Are there alternatives to consider before taking equity release?

Are There Alternatives To Consider Before Taking Equity Release?

Equity release schemes should not be taken lightly and it’s important that all alternative forms of lending and possible solutions explored which could save the estate a substantial amount of money at the end of the day. Although equity release is not the product of last resort some people say, there maybe better alternatives which could be more suitable given your position at the time.

As an equity release advisory service, Interest Only Lifetime Mortgage has a concise 8-point guide as to the equity release alternatives:-

1. Apply for any state benefits – this could help increase income by claiming any benefits that you may qualify that you may not have known were available. This could be such common benefits such as pension or savings credit, council tax reduction or even disability benefits.

2. Downsizing to smaller house – by moving to a property of lower in value than the one currently inhabited, it would raise additional cash to the tune of the difference between the two house values. This could solve any financial difficulties, however bear in mind moving costs such as estate agent fees, solicitors & stamp duty would be incurred.

3. Use any available investments – before taking a release of equity, your adviser would conduct a questionnaire to assess you financial status. If there was significant savings or investments in place it would be the advisers duty to suggest these be used before releasing equity. By delaying the start of equity release for  few years by using savings instead would save many £1,000’s in the long run.

4. Asking family for financial assistance – as the children are likely to be the beneficiaries, it would be in there interests to inhibit equity release plans if they are concerned by what inheritance they will get. Therefore, if they raised the money instead it would stave off the need. Additionally, children could assist in paying off the interest off the scheme to halt the increase in the future balance.

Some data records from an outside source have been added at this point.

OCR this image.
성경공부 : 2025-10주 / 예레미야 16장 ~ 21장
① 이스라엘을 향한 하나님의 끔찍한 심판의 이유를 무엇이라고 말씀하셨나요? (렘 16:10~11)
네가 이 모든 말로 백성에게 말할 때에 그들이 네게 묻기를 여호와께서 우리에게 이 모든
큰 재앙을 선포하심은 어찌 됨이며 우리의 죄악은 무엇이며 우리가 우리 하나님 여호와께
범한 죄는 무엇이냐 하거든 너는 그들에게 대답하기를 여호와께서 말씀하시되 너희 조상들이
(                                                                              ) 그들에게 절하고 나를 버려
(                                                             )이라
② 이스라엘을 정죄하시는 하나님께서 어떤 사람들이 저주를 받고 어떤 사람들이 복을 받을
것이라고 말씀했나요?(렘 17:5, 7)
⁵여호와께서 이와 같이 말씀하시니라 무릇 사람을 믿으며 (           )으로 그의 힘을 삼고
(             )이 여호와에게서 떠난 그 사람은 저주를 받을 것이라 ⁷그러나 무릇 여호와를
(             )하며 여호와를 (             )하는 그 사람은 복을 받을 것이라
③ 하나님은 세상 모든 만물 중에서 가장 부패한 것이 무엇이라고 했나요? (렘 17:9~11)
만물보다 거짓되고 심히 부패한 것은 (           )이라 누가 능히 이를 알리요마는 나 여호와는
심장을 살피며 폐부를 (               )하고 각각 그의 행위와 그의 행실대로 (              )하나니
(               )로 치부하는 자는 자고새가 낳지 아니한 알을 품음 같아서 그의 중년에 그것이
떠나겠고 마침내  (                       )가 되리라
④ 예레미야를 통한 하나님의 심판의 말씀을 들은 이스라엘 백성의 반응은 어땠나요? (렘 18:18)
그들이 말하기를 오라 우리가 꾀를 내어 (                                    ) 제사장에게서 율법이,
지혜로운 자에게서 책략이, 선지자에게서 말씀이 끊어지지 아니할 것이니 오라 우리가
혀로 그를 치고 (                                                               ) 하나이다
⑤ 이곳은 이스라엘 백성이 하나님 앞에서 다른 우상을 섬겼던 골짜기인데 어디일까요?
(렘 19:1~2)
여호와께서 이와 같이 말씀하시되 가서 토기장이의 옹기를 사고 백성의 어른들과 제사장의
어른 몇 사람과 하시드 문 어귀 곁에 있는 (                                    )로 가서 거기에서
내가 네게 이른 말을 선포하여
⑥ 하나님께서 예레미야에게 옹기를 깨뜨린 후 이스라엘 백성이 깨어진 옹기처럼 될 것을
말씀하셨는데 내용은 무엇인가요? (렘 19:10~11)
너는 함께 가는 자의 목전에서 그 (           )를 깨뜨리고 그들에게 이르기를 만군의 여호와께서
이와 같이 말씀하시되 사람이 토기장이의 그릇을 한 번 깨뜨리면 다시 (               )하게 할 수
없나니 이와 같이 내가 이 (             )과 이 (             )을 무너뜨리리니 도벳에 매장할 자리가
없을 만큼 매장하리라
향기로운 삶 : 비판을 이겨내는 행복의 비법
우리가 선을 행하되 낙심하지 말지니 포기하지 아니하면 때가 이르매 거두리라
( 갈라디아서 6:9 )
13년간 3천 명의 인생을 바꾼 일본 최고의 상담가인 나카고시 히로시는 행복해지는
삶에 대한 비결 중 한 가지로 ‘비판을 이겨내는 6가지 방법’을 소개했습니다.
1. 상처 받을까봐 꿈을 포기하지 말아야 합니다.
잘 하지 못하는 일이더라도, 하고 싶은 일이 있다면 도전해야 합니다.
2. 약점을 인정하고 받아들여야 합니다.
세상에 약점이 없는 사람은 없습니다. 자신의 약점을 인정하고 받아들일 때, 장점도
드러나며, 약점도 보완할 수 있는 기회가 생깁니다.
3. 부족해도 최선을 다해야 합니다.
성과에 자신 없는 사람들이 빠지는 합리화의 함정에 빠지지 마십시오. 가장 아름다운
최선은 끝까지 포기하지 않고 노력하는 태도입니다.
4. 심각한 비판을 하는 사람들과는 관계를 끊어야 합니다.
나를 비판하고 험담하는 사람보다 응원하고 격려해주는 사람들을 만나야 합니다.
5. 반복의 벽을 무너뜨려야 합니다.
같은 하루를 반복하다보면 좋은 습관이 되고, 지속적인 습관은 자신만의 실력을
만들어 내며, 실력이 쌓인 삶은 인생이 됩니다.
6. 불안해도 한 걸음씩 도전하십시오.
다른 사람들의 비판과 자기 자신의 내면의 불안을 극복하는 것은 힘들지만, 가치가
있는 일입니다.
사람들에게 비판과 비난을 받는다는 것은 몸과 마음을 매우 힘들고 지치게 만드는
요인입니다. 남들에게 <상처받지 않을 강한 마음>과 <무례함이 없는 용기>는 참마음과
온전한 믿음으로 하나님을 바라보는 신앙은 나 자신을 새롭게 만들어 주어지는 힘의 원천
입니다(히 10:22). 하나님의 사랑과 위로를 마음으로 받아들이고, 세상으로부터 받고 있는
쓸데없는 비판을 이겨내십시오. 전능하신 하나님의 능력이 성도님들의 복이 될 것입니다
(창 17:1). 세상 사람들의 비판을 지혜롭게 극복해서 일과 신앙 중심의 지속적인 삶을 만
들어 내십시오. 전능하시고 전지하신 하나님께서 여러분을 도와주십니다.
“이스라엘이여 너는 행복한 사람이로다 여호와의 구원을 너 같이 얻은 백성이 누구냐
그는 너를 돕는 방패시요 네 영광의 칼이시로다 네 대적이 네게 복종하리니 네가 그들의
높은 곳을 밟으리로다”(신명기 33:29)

5. Obtain a grant for home improvements – dependent upon your level of income, you may be able to claim for financial assistance with things such as lift or cavity wall insulation. So before paying, always check with the local authority if incomes are low and help may be at hand.

6. Reduction in expenditures – if insufficient income is the issue, and equity release is being looked upon to solve any shortfall, then existing expenditures should be analysed. By making cut backs in expenditures such as shopping round for cheaper utilities, reviewing house & car insurance or even shopping habits can go towards bridging the shortfall that exists.

7. Take in a lodger – the governments rent a room scheme can help provide an extra income if let out. Even if not applied for, having a tenant in the house could bring additional funds which could potentially solve any financial shortfall.

8. Consider other types of finance – dependent on disposable income and age, certain financial institutions could still offer standard personal loans, credit cards, HP or even a remortgage.  These will incur additional monthly expenses & due to age may only be available over the short term. If they are an option ensure they will be affordable for the whole term and not just the present, such as retirement where income will fall accordingly.